Machine Learning concepts
- What is Machine Learning (ML)?
- The basic concept of ML is to have computers or machines program themselves.
- Machines can analyze large and complex datasets and identify patterns to create models, which are then used to predict outcomes.
- Over time, these models can take into account new datasets and improve the accuracy of the predictions.
- Examples of where ML is being used
- Recommendations when checking out on an e-commerce site (e.g., purchases on Amazon.com)
- Spam detection in email
- Any kind of image, speech, or text recognition
- Weather forecasts
- Search engines
- What is Amazon ML?
- Amazon ML is supervised ML; learns from examples or historical data.
- An Amazon ML Model requires your dataset to have both the features and the target for each observation/record.
- A feature is an attribute of a record used to identify patterns; typically, there will be multiple features.
- A target is the outcome that the patterns are linked to and is the value the ML algorithm is going to predict.
- This linking is used to predict the outcomes
- Example: {Go to the grocery store} {on Monday} (attribute {feature}) => Buy milk (target)
- Why do ML on AWS?
- Simplifies the whole process
- No coding required for creating models
- Identifies the best ML algorithm to run based on the input data
- Easily integrates into other AWS services for data retrieval
- Deploy within minutes
- Full access via APIs
- Scalable
- Amazon ML pricing (as of March 2017)
- Data Analysis and Model Building fees: $0.42/hour
- Batch Predictions $0.10 per 1,000 predictions, rounded up to the next 1,000
- Real-time predictions: $0.0001 per prediction, rounded up to the nearest penny (plus hourly capacity reservation charge only when the endpoint is active)
- AWS ML Workflow
- Create a data source
- S3 (i.e., upload a CSV file to S3)
- RDS and Redshift (i.e., run a SQL query on a Redshift cluster and get the data back directly into ML)

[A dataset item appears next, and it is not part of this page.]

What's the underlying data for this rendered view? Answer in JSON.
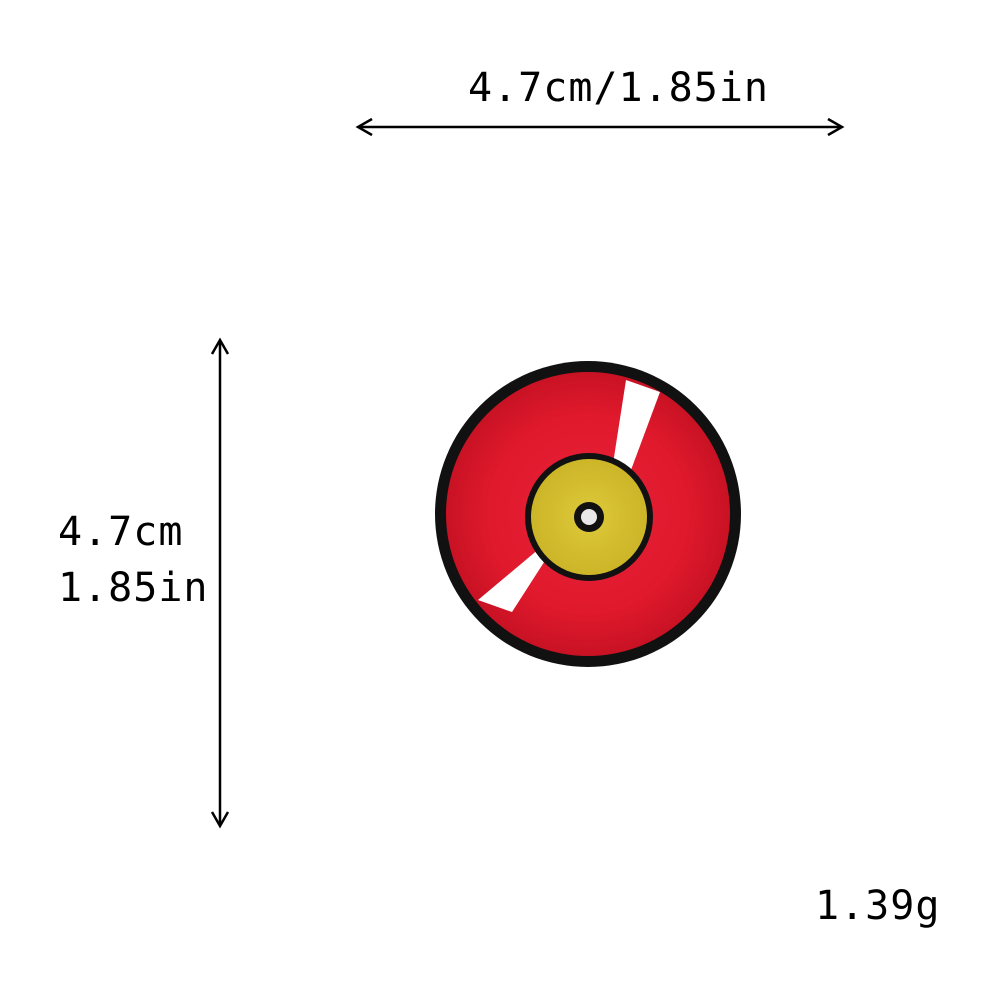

- Identify the feature and target columns
- Select whether the file has a header row
- Select the correct field data types (possible types: binary, categorical, numeric, text)
- Select the target that needs to be predicted
- Select a Row ID, if the data has one
- Train a model with a part of the dataset (generally 70%)
- By default, AWS ML takes 70% of your data and uses it to train the model
- It also automatically decides the best ML Model algorithm to use, based on the data schema
- Binary target => binary model
- Numeric target => regression model
- Categorical target => multi-class model
- Evaluate the model by running the remaining dataset through it
- AWS ML automatically evaluates the model based on the data source for you
- If using the API, you would have to do this in a separate step
- Fine-tune the model
- Use the model for predictions
- Types of ML models available
- Binary
- The target/prediction value is a 0 or 1
- Best used when the prediction is a Boolean or one of two possible outcomes (e.g., true/false, yes/no, green apple/red apple, etc.)
- Examples:
- Does an email match the spam criteria?
- Will someone respond to a marketing email?
- Does a purchase on a credit card seem fraudulent?
- Multi-class
- The target/prediction is from a set of values
- Best used for predicting categories or types
- Examples:
- What is the next product a user will purchase based on his/her history of purchases?
- Film recommendations
- Regression
- The target/prediction is a numeric value
- Best used for predicting scores
- Root mean square error (RMSE)
- AWS ML takes the mean of the training target data (RMSE Baseline) and uses that as a baseline and compares it to the mean of the predictions (RMSE)
- A RMSE lower than the RMSE Baseline is better
- Examples:
- How many millimetres of rain can we expect?
- Traffic delays
- How many goals will my soccer team score?